Friday, February 12, 2010

So it took me a while to figure out what I wanted to write about The Cove, the now Oscar-nominated documentary about dolphin slaughter in Taiji, Japan. When first released last August, it didn't make much of a splash (no pun intended), in that it stayed mainly in the art houses and the reviews I read didn't even inspire me to drop the ten bucks to seek it out. But now, hopefully since its release on DVD and the press it will receive from award season, more people will give it a chance. I expected another activist/eco-documentary, but what I didn't expect was how affected I would be by the story. Called “Ocean's Eleven-meets-Flipper”, it follows a team of marine biologists, adrenaline junkies, high-tech filmmakers and animal activists on a journey to expose the horrific slaughter of 23,000 dolphins each year in a small inlet in Japan. The true reason for why this community feels the need to exterminate so many dolphins so brutally is not really made clear (is it because their culture depends on dolphin meat for food? Because the fishing industry fears that dolphins eat too many fish? Is it that protecting dolphins under International Whaling Commission guidelines would call more attention to Japan's whaling industry? And if any of these are actually the reason, why are they treating the cove as such a dirty little secret?)

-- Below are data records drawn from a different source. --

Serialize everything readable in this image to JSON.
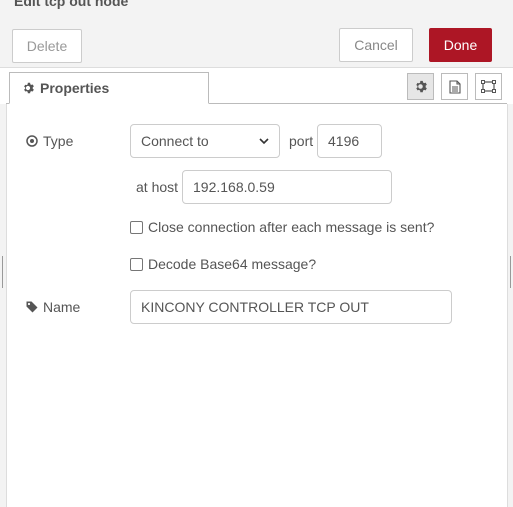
{
  "tray": {
    "title": "Edit tcp out node",
    "delete_label": "Delete",
    "cancel_label": "Cancel",
    "done_label": "Done"
  },
  "tabs": {
    "properties_label": "Properties",
    "icon_buttons": [
      "gear-icon",
      "description-icon",
      "appearance-icon"
    ]
  },
  "form": {
    "type_label": "Type",
    "type_value": "Connect to",
    "port_label": "port",
    "port_value": "4196",
    "host_label": "at host",
    "host_value": "192.168.0.59",
    "close_connection_label": "Close connection after each message is sent?",
    "close_connection_checked": false,
    "decode_base64_label": "Decode Base64 message?",
    "decode_base64_checked": false,
    "name_label": "Name",
    "name_value": "KINCONY CONTROLLER TCP OUT"
  },
  "colors": {
    "done_button": "#ad1625",
    "header_background": "#f3f3f3"
  }
}
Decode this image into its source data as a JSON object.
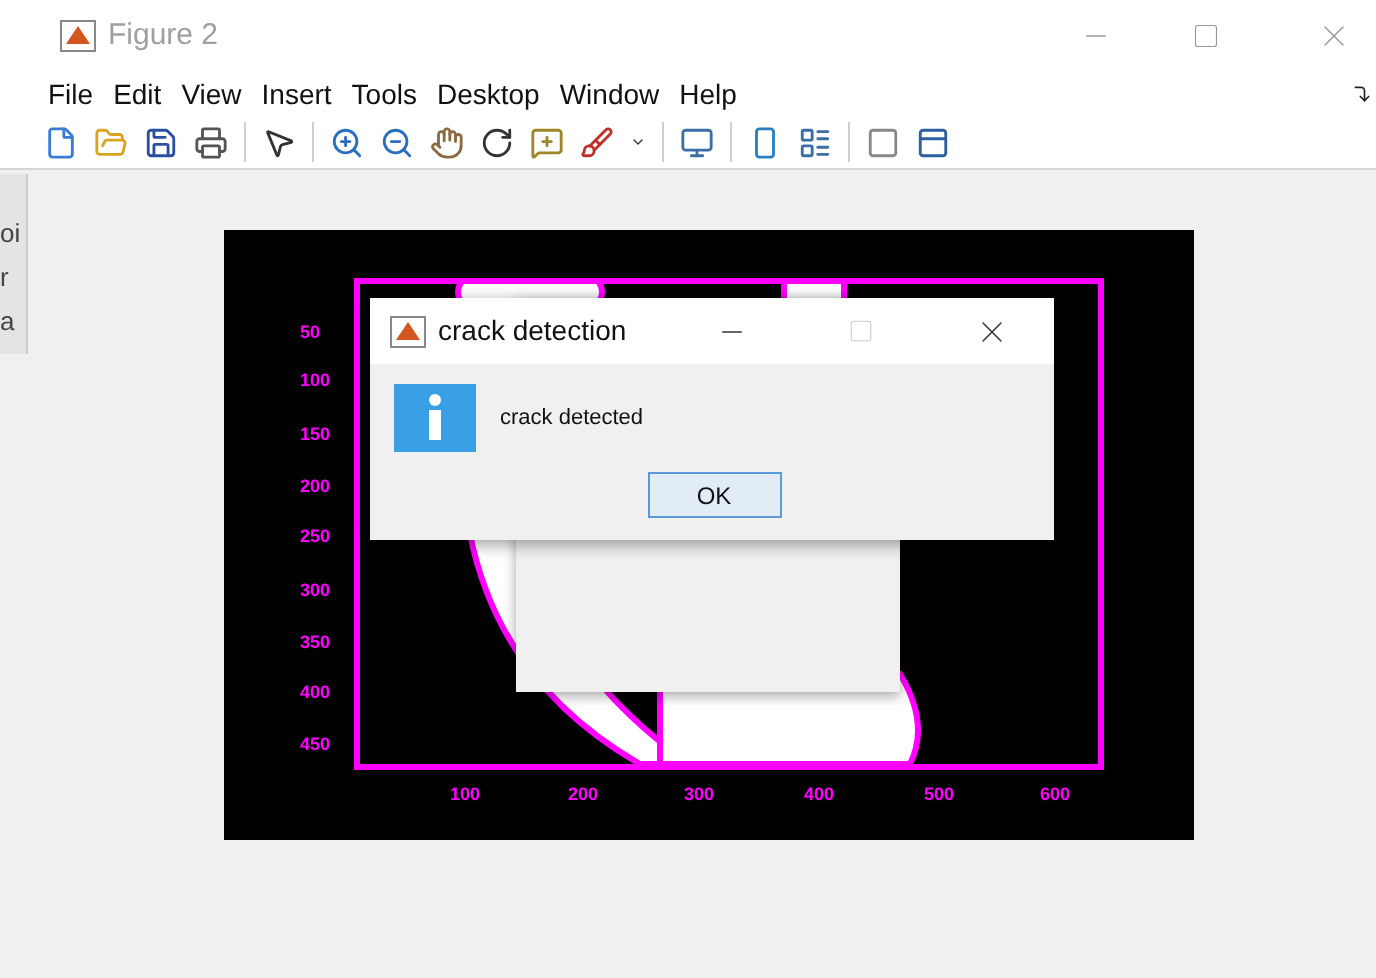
{
  "window": {
    "title": "Figure 2"
  },
  "menu": [
    "File",
    "Edit",
    "View",
    "Insert",
    "Tools",
    "Desktop",
    "Window",
    "Help"
  ],
  "side_window": {
    "texts": [
      "oi",
      "r",
      "a"
    ]
  },
  "axes": {
    "yticks": [
      "50",
      "100",
      "150",
      "200",
      "250",
      "300",
      "350",
      "400",
      "450"
    ],
    "xticks": [
      "100",
      "200",
      "300",
      "400",
      "500",
      "600"
    ]
  },
  "dialog": {
    "title": "crack detection",
    "message": "crack detected",
    "button": "OK"
  }
}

The cast, with their movie-star good looks and top-of-the-line equipment (courtesy of Industrial Light and Magic, George Lucas' company that most notably created all those Star Wars movies and creatures) lead a covert operation to capture on video what hides behind the stone walls of the cove and expose to the world the truth about the slaughter. The music was beautifully done, the narrative so suspenseful it gave the plight of these animals even more urgency. I would have liked to seen more interviews with Taiji locals, surely more than just the 2 councilmen featured (and the angry fishermen who threaten the filmmakers' and cover their cameras) had some insight into why their community was a part of this practice. There is some highly graphic footage contained in the movie, but by the time you reach this part of the story, you are so drawn in by the suspense of learning the secret of the cove that can't look away. And hopefully, the world won't turn away until the slaughter stops.